12.4. Protocolos e o duck typing

Já no Capítulo 1, vimos que não é necessário herdar de qualquer classe em especial para criar um tipo sequência completamente funcional em Python; basta implementar os métodos que satisfazem o protocolo de sequência. Mas de que tipo de protocolo estamos falando?

No contexto da programação orientada a objetos, um protocolo é uma interface informal, definida apenas na documentação (e não no código). Por exemplo, o protocolo de sequência no Python implica apenas no métodos __len__ e __getitem__. Qualquer classe Spam, que implemente esses métodos com a assinatura e a semântica padrões, pode ser usada em qualquer lugar onde uma sequência for esperada. É irrelevante se Spam é uma subclasse dessa ou daquela outra classe; tudo o que importa é que ela fornece os métodos necessários.
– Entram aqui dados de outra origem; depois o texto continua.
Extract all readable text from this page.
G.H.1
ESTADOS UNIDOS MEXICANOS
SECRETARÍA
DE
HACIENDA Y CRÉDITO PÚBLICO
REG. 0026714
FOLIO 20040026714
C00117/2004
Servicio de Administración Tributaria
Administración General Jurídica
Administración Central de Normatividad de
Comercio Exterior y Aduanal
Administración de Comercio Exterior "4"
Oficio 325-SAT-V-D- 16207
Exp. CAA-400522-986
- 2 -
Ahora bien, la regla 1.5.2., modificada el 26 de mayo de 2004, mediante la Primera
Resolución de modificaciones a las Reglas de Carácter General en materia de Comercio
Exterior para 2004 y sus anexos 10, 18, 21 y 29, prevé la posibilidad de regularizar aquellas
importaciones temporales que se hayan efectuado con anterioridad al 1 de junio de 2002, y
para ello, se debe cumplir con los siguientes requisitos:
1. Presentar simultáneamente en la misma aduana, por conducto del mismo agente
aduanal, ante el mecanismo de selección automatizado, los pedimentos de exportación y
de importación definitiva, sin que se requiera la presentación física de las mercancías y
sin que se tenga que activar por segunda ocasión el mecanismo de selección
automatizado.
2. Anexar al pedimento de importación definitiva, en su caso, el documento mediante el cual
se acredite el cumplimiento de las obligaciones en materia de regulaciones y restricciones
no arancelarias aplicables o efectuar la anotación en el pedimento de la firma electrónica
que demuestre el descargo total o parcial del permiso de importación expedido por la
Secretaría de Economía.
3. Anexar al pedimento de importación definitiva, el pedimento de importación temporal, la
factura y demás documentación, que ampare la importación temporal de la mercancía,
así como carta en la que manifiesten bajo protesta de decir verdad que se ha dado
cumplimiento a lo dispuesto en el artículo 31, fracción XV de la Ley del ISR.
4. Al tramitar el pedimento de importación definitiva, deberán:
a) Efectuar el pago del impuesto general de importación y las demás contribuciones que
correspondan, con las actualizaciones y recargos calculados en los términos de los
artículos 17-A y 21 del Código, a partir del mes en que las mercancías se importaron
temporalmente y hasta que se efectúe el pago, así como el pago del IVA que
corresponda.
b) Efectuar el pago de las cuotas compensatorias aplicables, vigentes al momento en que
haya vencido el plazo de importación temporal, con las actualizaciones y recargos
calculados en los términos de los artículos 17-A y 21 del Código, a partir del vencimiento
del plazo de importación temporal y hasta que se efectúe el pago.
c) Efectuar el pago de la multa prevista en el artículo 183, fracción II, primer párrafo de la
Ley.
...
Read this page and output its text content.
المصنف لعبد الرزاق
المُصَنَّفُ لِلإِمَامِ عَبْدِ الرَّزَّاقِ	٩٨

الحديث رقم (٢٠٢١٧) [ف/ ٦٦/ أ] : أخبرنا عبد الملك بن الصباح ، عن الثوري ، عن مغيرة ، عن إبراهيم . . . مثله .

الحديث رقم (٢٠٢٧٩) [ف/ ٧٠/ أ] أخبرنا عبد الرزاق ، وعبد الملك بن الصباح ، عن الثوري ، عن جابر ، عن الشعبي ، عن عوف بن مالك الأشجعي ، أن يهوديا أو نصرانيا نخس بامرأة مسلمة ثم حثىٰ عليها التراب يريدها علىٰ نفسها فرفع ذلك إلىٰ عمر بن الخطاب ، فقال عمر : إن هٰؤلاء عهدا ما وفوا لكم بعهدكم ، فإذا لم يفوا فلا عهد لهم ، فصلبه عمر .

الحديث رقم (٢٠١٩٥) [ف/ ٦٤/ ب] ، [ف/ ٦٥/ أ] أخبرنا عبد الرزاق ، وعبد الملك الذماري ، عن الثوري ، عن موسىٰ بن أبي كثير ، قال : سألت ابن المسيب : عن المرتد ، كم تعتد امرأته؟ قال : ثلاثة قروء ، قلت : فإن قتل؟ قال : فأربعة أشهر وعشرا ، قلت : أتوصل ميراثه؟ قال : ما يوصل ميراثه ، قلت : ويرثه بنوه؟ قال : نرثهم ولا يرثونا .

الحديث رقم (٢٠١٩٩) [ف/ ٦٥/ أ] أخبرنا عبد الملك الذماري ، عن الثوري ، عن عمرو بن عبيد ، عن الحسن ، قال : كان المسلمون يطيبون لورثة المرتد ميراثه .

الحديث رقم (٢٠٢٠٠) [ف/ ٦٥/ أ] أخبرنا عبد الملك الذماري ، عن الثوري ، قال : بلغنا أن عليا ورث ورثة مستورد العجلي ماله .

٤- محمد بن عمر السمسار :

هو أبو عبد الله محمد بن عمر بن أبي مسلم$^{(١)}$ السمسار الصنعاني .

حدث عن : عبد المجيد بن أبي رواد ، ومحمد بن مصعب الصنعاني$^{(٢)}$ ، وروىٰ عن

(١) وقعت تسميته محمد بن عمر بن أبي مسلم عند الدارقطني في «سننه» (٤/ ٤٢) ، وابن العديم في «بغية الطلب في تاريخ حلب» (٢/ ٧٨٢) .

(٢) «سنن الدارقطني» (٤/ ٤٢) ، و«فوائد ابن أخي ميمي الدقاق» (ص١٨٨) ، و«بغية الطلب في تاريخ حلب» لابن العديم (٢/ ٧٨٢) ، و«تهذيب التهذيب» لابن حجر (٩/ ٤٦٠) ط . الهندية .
Vimos isso no Exemplo 1, reproduzido aqui no Exemplo 207.

Exemplo 207. Código do Exemplo 1, reproduzido aqui por conveniência
import collections

Card = collections.namedtuple('Card', ['rank', 'suit'])

class FrenchDeck:
    ranks = [str(n) for n in range(2, 11)] + list('JQKA')
    suits = 'spades diamonds clubs hearts'.split()

    def __init__(self):
        self._cards = [Card(rank, suit) for suit in self.suits
                                        for rank in self.ranks]

    def __len__(self):
        return len(self._cards)

    def __getitem__(self, position):
        return self._cards[position]

A classe FrenchDeck, no Exemplo 207, pode tirar proveito de muitas facilidades de Python por implementar o protocolo de sequência, mesmo que isso não esteja declarado em qualquer ponto do código. Um programador Python experiente vai olhar para ela e entender que aquilo é uma sequência, mesmo sendo apenas uma subclasse de object. Dizemos que ela é uma sequênca porque ela se comporta como uma sequência, e é isso que importa.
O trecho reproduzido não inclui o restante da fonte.